10 Eylül 2012 Pazartesi

Yara


                                           YARA 

         Vücudun yarayı hızla iyileştirme mekanizmasına hayran olmuşumdur. Vücutta yara mı oluştu, tüm sistem hemen yarayı onarmaya odaklanır, sanki vücuttaki tüm kan yaraya hücum eder. Nadide bir elmasmışsa sarıp sarmala, tüm dış etkenlerden korumak için etrafını sarar. Zaman geçtikçe ilk andaki sızı gider, yaranın etrafını kabuk bağlar ki alttaki deri iyileşsin, tazelensin. Yara tamamen iyileşince kabuk kendiliğinden vücuttan ayrılır ve alttan taptaze deri gelir. Sanki hiç yaralanmamışçasına. Çoğu zaman iz bile kalmaz.

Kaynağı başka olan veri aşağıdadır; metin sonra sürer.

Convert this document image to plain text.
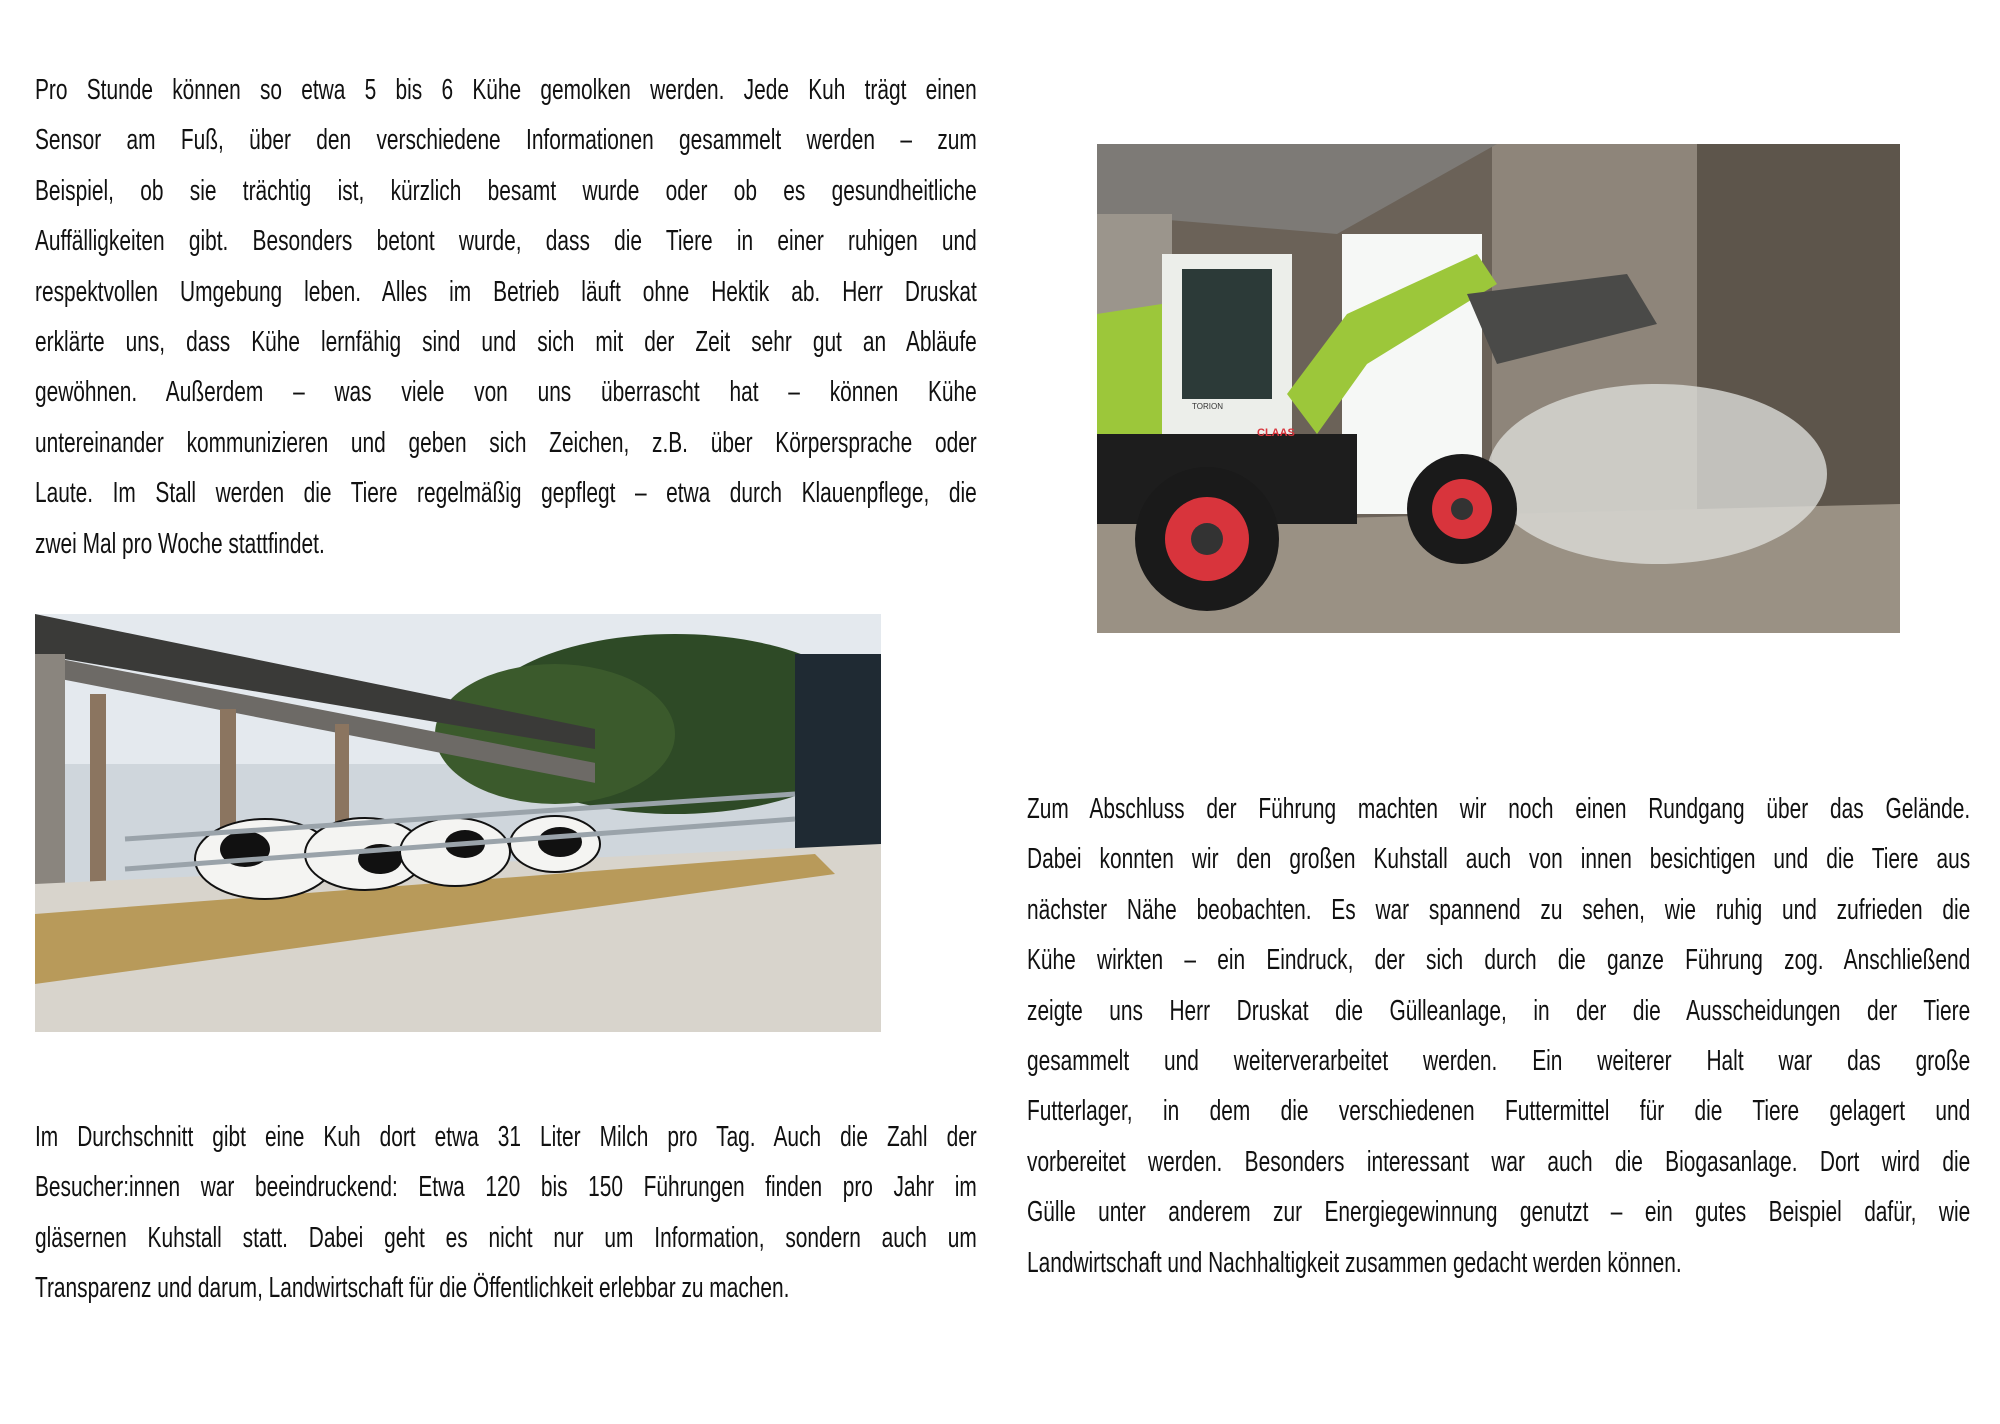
Pro Stunde können so etwa 5 bis 6 Kühe gemolken werden. Jede Kuh trägt einen
Sensor am Fuß, über den verschiedene Informationen gesammelt werden – zum
Beispiel, ob sie trächtig ist, kürzlich besamt wurde oder ob es gesundheitliche
Auffälligkeiten gibt. Besonders betont wurde, dass die Tiere in einer ruhigen und
respektvollen Umgebung leben. Alles im Betrieb läuft ohne Hektik ab. Herr Druskat
erklärte uns, dass Kühe lernfähig sind und sich mit der Zeit sehr gut an Abläufe
gewöhnen. Außerdem – was viele von uns überrascht hat – können Kühe
untereinander kommunizieren und geben sich Zeichen, z.B. über Körpersprache oder
Laute. Im Stall werden die Tiere regelmäßig gepflegt – etwa durch Klauenpflege, die
zwei Mal pro Woche stattfindet.
Im Durchschnitt gibt eine Kuh dort etwa 31 Liter Milch pro Tag. Auch die Zahl der
Besucher:innen war beeindruckend: Etwa 120 bis 150 Führungen finden pro Jahr im
gläsernen Kuhstall statt. Dabei geht es nicht nur um Information, sondern auch um
Transparenz und darum, Landwirtschaft für die Öffentlichkeit erlebbar zu machen.
CLAAS
TORION
Zum Abschluss der Führung machten wir noch einen Rundgang über das Gelände.
Dabei konnten wir den großen Kuhstall auch von innen besichtigen und die Tiere aus
nächster Nähe beobachten. Es war spannend zu sehen, wie ruhig und zufrieden die
Kühe wirkten – ein Eindruck, der sich durch die ganze Führung zog. Anschließend
zeigte uns Herr Druskat die Gülleanlage, in der die Ausscheidungen der Tiere
gesammelt und weiterverarbeitet werden. Ein weiterer Halt war das große
Futterlager, in dem die verschiedenen Futtermittel für die Tiere gelagert und
vorbereitet werden. Besonders interessant war auch die Biogasanlage. Dort wird die
Gülle unter anderem zur Energiegewinnung genutzt – ein gutes Beispiel dafür, wie
Landwirtschaft und Nachhaltigkeit zusammen gedacht werden können.
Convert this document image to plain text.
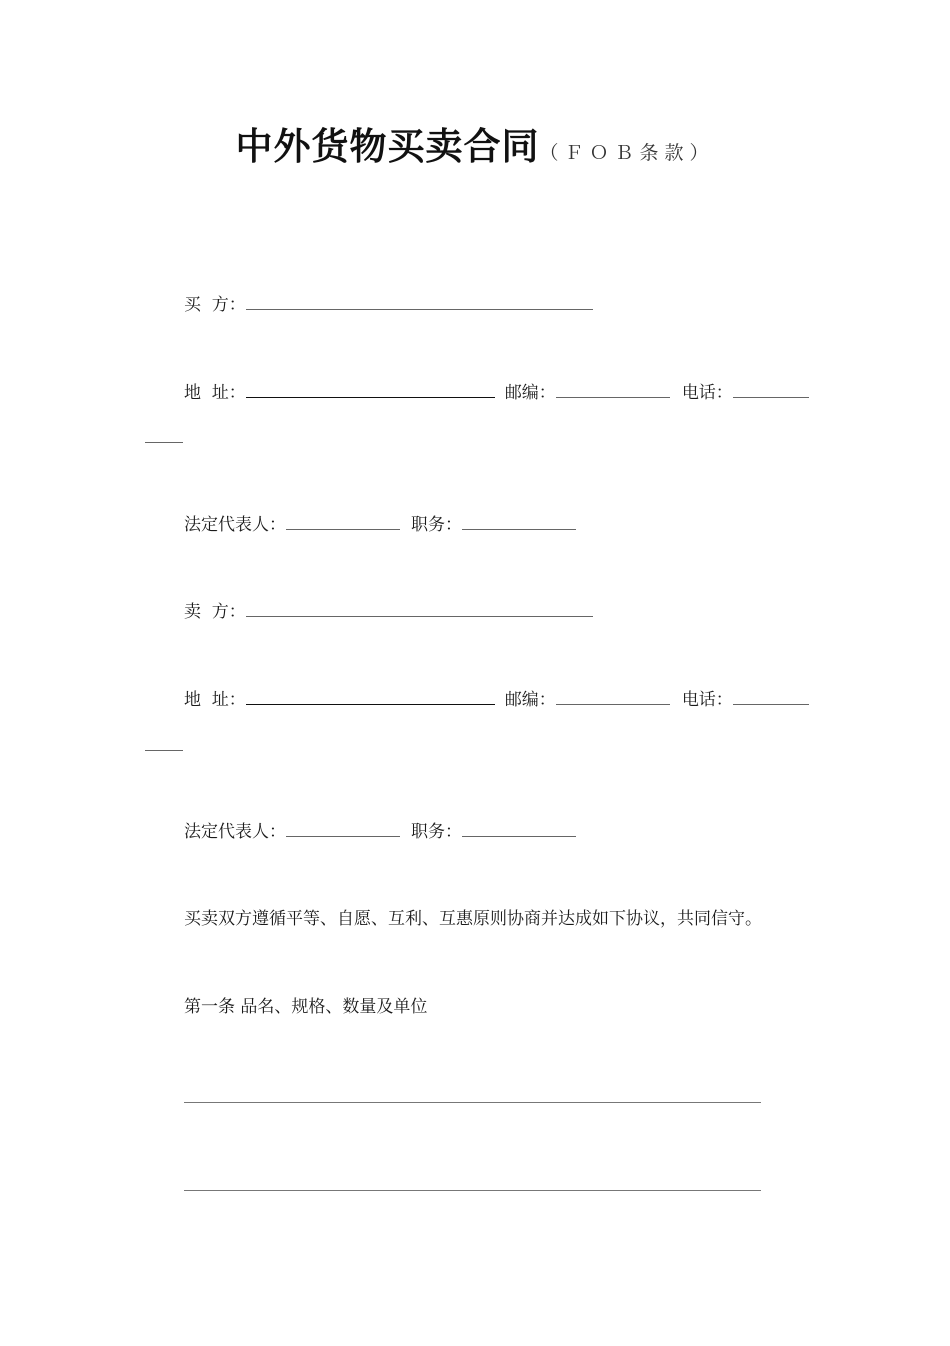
中外货物买卖合同（ＦＯＢ条款）
买  方：
地  址：	邮编：	电话：
法定代表人：	职务：
卖  方：
地  址：	邮编：	电话：
法定代表人：	职务：
买卖双方遵循平等、自愿、互利、互惠原则协商并达成如下协议，共同信守。
第一条 品名、规格、数量及单位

Keşke derinin gösterdiği bu mucizevi değişimi ruhumuz da gösterebilse. Ruhumuz yara aldığı zaman derimizin tam tersi bir etki oluşur. Bu sefer tüm vücudumuz ruhumuzun aldığı yarayı kanatmak için var gücüyle savaşır. Beynimiz durmak bilmez. Sorular, cevapsız, çözümsüz sorular tüm benliğimizi ele geçirir. Tüm dünya dar gelir. Hiçbir yere sığamayız. Geçer, geçer elbet, gündüzsüz gece olmaz. Ama geçene kadar tüm ruhumuz kanar, ta ki gücümüz kalmayıncaya kadar. Bir sabah mucize olur ve iyileşiriz. Aldığımız yaralar eskisi kadar canımızı acıtmaz olur. Kara kışın ardından bahar gelir, ruhumuzda çiçekler açar. İzi kalmaz mı? Tabii ki kalır. Ruhu yara almış bir insan asla eskisi gibi olmaz, istese de olamaz. Mutlaka yaşananlardan bir iz kalır. Ömrünün sonuna kadar o izle yaşamaya mahkûmdur. Kimse görmese de bilmese de o hiçbir zaman unutmaz.

Ben de kara kışımı yaşıyorum. Mevsim ilkbahar ama benim için kış daha bitmedi. Bahçedeki en sevdiğim kiraz ağacına bakan masamda oturuyorum ve düşünüyorum. Her şey böyle olmak zorunda mıydı? Olacakları engelleyebilir miydim ya da istesem de engellemeye gücüm yeter miydi? Keşke, keşke, keşke….. Keşkeler yiyip bitiriyor beni. Keşke daha cesaretli olsaydım, keşke şöyle değil böyle davransaydım, keşke yapsaydım vs. İnsanın canını hangi keşke daha çok acıtır acaba? Yaptıklarından dolayı mı pişman olur insan, yoksa isteyip de yapamadıklarından dolayı mı? Bilemiyorum.  İsteyip yapamadıklarından dolayı daha çok pişmanlık yaşar sanki. Yapamadıklarını bir ömür boyu sırtında taşımak zorunda kalır. Başta yük çok hafif olsa da zamanla ağırlaşır ve taşınmaz hale gelir. Bu da insanı öfkeli yapar. Her şeye ve herkese karşı öfkeli.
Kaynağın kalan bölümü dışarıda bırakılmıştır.